From a practical stand point though, many protanomalous and deuteranomalous people breeze through life with very little difficulty doing tasks that require normal color vision. Some may not even be aware that their color perception is not normal. They are usually unaware they have a problem until they fail to pass a color vision test.
Normal - sees 7
The color vision plates above demonstrate how the same plate would be seen by those with normal color vision and by those with the two most common color vision defects.
What about "color vision aids"?
Color-deficient applicants are routinely denied employment in certain occupations like airline pilot, train engineer, fire fighter and police officer. While there is no "cure" for color blindness, there are aids which can help these individuals pass a color vision test.
The X-chrome Contact Lens (a red tinted monocular contact lens for colorblindness) has been on the market for decades. These lenses can help some color-deficient individuals pass a color vision test. For a demonstration, try looking through a red glass lens or piece of red cellophane placed in front of one eye. However, whether an examiner (e.g. Federal Aviation Administration, etc.) will accept test results obtained while wearing such a lens is always open to question. Always check in advance with any prospective employers.

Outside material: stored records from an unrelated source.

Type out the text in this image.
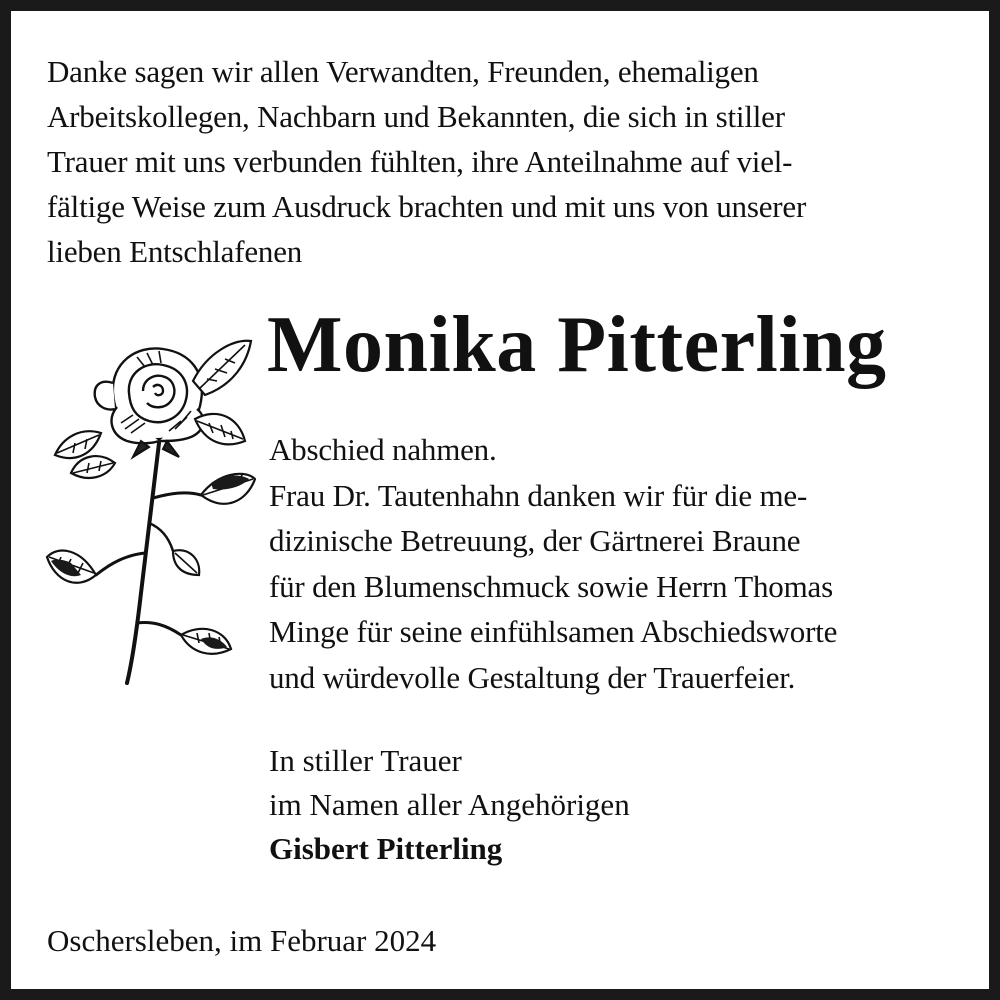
Danke sagen wir allen Verwandten, Freunden, ehemaligen
Arbeitskollegen, Nachbarn und Bekannten, die sich in stiller
Trauer mit uns verbunden fühlten, ihre Anteilnahme auf viel-
fältige Weise zum Ausdruck brachten und mit uns von unserer
lieben Entschlafenen

Monika Pitterling

Abschied nahmen.
Frau Dr. Tautenhahn danken wir für die me-
dizinische Betreuung, der Gärtnerei Braune
für den Blumenschmuck sowie Herrn Thomas
Minge für seine einfühlsamen Abschiedsworte
und würdevolle Gestaltung der Trauerfeier.

In stiller Trauer
im Namen aller Angehörigen
Gisbert Pitterling

Oschersleben, im Februar 2024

Children not only have to "learn their colors" but color-enhanced instructional materials have become commonplace throughout the classroom. It is important that parents have their children tested before the children start school. In the event that a color deficiency is detected, teachers should be made aware so they understand the special needs of the student.
Total colorblindness is rare. Protanomalous or deuteranomalous individuals make up the majority of "colorblind" people. They can usually pass as a normal observer in everyday activities. They may make occasional errors in color names, or may encounter difficulties in discriminating small differences in colors, but usually they do not perform very differently from those with normal color vision, except on color vision tests.